Asked if he intended to return to New Orleans despite flood damage to both his home and studio, Scott expressed his devotion to his hometown one last time.

“This is the only house I know,” he said. “I want my bones to be buried there. I belong there. I need New Orleans more than New Orleans needs me.”

Despite two lung transplant attempts in Houston, Scott died in 2007. His ashes were returned to New Orleans, a friend said.

The director of the new John Scott Center, Asante Salaam, is a visual artist, and a former student of Scott’s. She previously worked for the New Orleans Mayor’s Office of Cultural Economy, the New Orleans Jazz & Heritage Foundation, the Louisiana State Museum and other institutions.

While leading a preview tour of the new space last week, Salaam commented on her former teacher’s lingering aura.

“Everyone who knew him or knew about him is burning inside,” she said.

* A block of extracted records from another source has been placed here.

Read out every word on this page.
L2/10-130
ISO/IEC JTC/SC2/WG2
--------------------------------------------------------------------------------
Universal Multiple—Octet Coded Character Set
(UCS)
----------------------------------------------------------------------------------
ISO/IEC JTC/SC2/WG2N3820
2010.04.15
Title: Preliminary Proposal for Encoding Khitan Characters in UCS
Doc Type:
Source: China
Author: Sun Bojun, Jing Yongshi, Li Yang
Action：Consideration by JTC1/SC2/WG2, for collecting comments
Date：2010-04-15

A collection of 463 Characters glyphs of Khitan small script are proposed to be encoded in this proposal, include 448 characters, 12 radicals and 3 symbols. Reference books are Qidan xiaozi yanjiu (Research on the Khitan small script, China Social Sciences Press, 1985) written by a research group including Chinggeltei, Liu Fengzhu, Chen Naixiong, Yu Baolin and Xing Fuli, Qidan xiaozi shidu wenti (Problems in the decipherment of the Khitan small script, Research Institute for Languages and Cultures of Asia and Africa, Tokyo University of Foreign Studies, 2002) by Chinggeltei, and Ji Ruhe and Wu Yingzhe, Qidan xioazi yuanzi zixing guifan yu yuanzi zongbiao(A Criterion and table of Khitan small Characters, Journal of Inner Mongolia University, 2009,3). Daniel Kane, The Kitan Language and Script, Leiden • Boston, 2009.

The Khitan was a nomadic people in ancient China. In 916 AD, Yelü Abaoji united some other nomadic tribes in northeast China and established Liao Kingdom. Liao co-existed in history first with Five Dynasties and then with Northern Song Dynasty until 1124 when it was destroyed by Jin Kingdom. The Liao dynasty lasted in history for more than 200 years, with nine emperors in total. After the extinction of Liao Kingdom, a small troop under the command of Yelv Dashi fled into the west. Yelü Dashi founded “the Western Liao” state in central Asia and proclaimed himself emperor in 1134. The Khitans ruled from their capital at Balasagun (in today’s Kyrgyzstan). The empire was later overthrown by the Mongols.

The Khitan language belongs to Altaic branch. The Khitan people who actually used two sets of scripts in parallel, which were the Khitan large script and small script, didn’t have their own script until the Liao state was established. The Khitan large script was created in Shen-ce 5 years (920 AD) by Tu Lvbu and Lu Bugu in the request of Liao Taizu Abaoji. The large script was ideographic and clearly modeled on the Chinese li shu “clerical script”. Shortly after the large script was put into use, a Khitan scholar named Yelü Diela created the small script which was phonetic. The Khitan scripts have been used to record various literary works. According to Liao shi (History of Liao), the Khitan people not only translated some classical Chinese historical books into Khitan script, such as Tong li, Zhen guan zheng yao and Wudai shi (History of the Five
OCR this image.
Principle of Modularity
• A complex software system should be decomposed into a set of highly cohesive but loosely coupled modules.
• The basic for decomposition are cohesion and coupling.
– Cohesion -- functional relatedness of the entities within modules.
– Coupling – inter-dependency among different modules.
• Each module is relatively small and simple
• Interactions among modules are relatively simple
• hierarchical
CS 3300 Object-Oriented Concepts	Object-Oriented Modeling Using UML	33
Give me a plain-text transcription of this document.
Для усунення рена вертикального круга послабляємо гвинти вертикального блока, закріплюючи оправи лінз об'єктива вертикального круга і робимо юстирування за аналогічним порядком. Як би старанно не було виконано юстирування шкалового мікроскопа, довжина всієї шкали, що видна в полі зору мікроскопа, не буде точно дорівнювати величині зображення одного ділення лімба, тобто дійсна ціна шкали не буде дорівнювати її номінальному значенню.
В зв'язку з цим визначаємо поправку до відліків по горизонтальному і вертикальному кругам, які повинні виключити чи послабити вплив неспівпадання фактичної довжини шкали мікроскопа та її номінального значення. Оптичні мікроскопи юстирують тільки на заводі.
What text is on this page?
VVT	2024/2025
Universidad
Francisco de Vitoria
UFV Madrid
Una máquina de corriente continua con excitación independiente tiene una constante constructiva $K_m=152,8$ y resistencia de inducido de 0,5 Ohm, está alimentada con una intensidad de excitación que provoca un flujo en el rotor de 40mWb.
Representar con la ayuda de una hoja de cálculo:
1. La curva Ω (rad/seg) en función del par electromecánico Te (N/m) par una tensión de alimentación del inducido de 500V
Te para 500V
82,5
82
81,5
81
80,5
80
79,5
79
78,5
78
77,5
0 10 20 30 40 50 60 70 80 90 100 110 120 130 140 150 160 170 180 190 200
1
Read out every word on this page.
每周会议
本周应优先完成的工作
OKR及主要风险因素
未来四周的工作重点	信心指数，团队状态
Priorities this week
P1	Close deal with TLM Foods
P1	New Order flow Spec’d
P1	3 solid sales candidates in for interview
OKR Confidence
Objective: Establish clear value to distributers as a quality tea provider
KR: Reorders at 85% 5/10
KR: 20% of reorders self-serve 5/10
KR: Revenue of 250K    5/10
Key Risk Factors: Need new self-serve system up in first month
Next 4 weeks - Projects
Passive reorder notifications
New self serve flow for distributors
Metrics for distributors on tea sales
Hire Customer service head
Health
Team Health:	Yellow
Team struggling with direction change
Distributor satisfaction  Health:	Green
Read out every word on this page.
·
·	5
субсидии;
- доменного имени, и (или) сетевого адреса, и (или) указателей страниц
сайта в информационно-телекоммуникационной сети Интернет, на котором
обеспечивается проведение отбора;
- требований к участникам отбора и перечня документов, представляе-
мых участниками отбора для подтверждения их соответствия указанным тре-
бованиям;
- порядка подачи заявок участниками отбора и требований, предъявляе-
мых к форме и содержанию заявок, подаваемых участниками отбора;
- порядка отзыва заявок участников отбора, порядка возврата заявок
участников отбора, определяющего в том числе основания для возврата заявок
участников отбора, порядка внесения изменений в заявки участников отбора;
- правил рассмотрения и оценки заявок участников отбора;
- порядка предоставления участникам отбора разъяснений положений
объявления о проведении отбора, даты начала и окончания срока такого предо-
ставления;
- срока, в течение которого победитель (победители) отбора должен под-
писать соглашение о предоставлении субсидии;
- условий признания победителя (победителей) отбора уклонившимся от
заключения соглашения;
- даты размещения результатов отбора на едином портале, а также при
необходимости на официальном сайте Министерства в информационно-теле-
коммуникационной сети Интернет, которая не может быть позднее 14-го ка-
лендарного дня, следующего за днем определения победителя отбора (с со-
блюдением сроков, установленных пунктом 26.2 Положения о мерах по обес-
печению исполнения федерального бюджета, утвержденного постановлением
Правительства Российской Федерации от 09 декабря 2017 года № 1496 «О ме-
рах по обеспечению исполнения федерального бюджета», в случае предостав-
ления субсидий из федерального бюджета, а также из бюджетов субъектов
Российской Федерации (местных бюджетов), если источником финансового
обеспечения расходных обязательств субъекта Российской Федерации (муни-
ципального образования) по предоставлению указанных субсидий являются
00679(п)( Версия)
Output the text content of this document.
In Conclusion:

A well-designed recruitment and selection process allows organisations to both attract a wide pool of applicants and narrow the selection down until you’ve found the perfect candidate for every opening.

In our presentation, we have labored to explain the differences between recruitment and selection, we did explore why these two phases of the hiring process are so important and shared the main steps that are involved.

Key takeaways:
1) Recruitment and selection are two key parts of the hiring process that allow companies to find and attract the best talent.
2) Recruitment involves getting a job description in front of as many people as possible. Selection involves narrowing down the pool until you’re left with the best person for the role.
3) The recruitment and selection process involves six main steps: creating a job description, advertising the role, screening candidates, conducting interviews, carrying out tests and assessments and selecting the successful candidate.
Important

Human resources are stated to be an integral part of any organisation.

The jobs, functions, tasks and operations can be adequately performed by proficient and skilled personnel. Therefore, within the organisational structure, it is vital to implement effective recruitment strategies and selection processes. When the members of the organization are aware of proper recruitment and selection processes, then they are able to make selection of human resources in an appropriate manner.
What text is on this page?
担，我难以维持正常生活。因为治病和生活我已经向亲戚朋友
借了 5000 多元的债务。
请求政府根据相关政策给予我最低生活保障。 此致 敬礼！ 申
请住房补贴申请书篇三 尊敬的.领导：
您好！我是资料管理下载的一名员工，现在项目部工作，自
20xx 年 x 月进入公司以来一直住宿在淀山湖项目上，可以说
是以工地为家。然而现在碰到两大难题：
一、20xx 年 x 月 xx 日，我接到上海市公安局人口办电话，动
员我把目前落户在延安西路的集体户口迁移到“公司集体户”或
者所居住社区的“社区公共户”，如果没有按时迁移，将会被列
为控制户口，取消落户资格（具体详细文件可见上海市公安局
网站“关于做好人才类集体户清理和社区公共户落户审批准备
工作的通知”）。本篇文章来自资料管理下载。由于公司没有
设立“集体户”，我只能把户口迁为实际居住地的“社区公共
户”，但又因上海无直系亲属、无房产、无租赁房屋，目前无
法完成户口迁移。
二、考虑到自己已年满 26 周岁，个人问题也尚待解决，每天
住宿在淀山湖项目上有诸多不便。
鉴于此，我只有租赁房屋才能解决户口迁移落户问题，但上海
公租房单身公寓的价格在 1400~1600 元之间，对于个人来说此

Some of Scott’s work is critical of the racist society he endured. His aluminum construction titled “I Remember Birmingham” is a fiery jumble of dark silhouettes inspired by the bombing of the 16th Street Baptist Church by white supremacists in that Alabama city in 1963.

“As a Black man, a New Orleans native, from the 9th Ward, he went through phases of history and conflict,” Salaam said.

But the social criticism contained in his work is often complex and subtle. And the look is always triumphant.

“I call him a worthy disruptor,” Salaam said.

Salaam said she hoped the new John Scott Centre, with its meeting room, reading room and art exhibition, would be a welcoming hub for arts and cultural activities and a catalyst for social change.

“He was an example,” Salaam said, “a practitioner, a dedicated educator, dedicated to passing it all on.”

The Helis Foundation John Scott Center is open Thursdays, Fridays and Saturdays from noon to 6 p.m. Regular admission costs $7; children under 12 are admitted free.

A free grand opening celebration, featuring live music, sno balls and art activities, is scheduled September 10 from 10 a.m. to 3 p.m.